Ganz unterschiedliche Verfahren liegen den wenige Quadratmillimeter großen Sensoren zugrunde. Beispielsweise halbleitende Metalloxide, die als dünne Filmschicht auf einen Chip aufgebracht werden. Der elektrische Widerstand ändert sich durch das andockende Gas, und dieses Signal liest der Prozessor des Chips aus.

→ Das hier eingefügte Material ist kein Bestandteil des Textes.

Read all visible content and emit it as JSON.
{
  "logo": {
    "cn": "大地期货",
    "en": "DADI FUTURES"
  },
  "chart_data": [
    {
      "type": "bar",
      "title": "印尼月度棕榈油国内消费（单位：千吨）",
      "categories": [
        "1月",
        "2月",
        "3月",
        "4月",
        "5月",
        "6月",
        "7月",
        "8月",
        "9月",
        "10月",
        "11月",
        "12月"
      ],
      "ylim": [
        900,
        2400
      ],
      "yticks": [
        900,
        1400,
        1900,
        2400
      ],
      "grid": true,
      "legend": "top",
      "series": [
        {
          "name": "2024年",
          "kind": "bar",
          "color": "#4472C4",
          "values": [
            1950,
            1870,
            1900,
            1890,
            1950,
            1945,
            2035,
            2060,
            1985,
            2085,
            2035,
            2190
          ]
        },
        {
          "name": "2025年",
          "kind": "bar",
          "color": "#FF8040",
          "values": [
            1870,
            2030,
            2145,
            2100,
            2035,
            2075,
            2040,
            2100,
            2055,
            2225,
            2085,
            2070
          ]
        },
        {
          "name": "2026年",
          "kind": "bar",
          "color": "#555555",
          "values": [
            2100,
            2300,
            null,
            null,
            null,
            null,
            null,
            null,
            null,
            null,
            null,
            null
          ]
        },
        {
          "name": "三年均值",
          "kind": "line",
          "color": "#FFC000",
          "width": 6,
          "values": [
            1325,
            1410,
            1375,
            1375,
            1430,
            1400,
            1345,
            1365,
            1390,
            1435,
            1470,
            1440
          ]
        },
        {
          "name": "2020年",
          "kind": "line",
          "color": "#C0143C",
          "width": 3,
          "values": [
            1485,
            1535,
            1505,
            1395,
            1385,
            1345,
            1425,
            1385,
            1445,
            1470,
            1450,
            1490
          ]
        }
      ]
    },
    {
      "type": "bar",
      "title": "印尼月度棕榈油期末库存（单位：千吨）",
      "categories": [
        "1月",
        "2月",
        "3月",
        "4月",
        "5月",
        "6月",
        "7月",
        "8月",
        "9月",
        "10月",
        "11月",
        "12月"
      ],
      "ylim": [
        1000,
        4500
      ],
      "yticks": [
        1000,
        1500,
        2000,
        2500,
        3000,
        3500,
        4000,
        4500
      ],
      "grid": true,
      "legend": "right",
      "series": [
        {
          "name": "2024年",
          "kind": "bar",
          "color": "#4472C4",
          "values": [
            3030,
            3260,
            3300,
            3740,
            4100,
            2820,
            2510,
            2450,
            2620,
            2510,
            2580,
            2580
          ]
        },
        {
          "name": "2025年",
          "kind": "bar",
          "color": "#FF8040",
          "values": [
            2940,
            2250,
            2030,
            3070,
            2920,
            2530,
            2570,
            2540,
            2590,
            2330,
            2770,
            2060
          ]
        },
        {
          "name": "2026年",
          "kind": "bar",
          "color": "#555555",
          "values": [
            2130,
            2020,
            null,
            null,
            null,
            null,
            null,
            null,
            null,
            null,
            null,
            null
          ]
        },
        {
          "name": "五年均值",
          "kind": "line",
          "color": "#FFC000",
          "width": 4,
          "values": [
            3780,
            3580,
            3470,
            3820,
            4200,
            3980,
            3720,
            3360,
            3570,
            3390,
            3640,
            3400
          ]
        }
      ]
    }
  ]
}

Mittlerweile gelingt es Fleischers Team, verschiedene gassensitive Rezeptoren auf einem Chip zu platzieren, um mehrere Gase gleichzeitig messen zu können. Selbst lebende Zellkulturen, angesiedelt auf Siliziumchips, setzen die Forscher bereits ein – etwa um die Wasserqualität zu bestimmen. Der Vorteil: Lebende Zellen reagieren auf alle Gifte, während man bei chemischen Sensoren vorher wissen muss, auf welche schädliche Substanz man testen will.

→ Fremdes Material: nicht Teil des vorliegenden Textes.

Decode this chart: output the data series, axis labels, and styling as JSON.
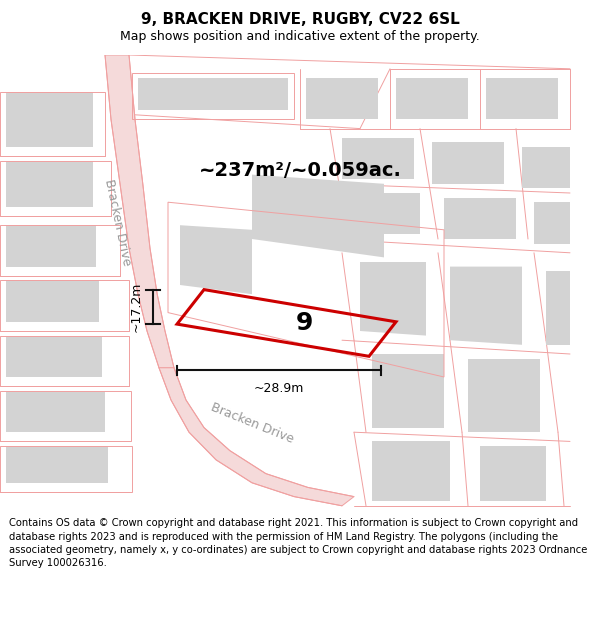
{
  "title": "9, BRACKEN DRIVE, RUGBY, CV22 6SL",
  "subtitle": "Map shows position and indicative extent of the property.",
  "footer": "Contains OS data © Crown copyright and database right 2021. This information is subject to Crown copyright and database rights 2023 and is reproduced with the permission of HM Land Registry. The polygons (including the associated geometry, namely x, y co-ordinates) are subject to Crown copyright and database rights 2023 Ordnance Survey 100026316.",
  "area_label": "~237m²/~0.059ac.",
  "width_label": "~28.9m",
  "height_label": "~17.2m",
  "number_label": "9",
  "road_label_1": "Bracken Drive",
  "road_label_2": "Bracken Drive",
  "map_bg": "#efefef",
  "block_color": "#d3d3d3",
  "road_line_color": "#f0a0a0",
  "road_fill_color": "#f5dada",
  "property_edge_color": "#cc0000",
  "dim_color": "#111111",
  "title_fontsize": 11,
  "subtitle_fontsize": 9,
  "footer_fontsize": 7.2,
  "area_fontsize": 14,
  "number_fontsize": 18,
  "road_fontsize": 9
}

Der Zweck der Sensoren sind in der Regel Energie- und Rohstoffeinsparungen. Ein wahrer „Wohlfühlsensor“ ist der Prototyp eines CO2-Sensors, den die Wissenschaftler entwickelt haben: Er stellt fest, wenn in Büros oder Sitzungsräumen der CO2-Gehalt zu sehr ansteigt und empfiehlt dann, die Lüftung so zu regulieren, dass niemand müde und unkonzentriert wird. Da rund die Hälfte des Energieverbrauchs in einem Gebäu de auf die Lüftung entfällt, sind mit einer am Bedarf orientierten Regelung große Einsparungen zu erzielen.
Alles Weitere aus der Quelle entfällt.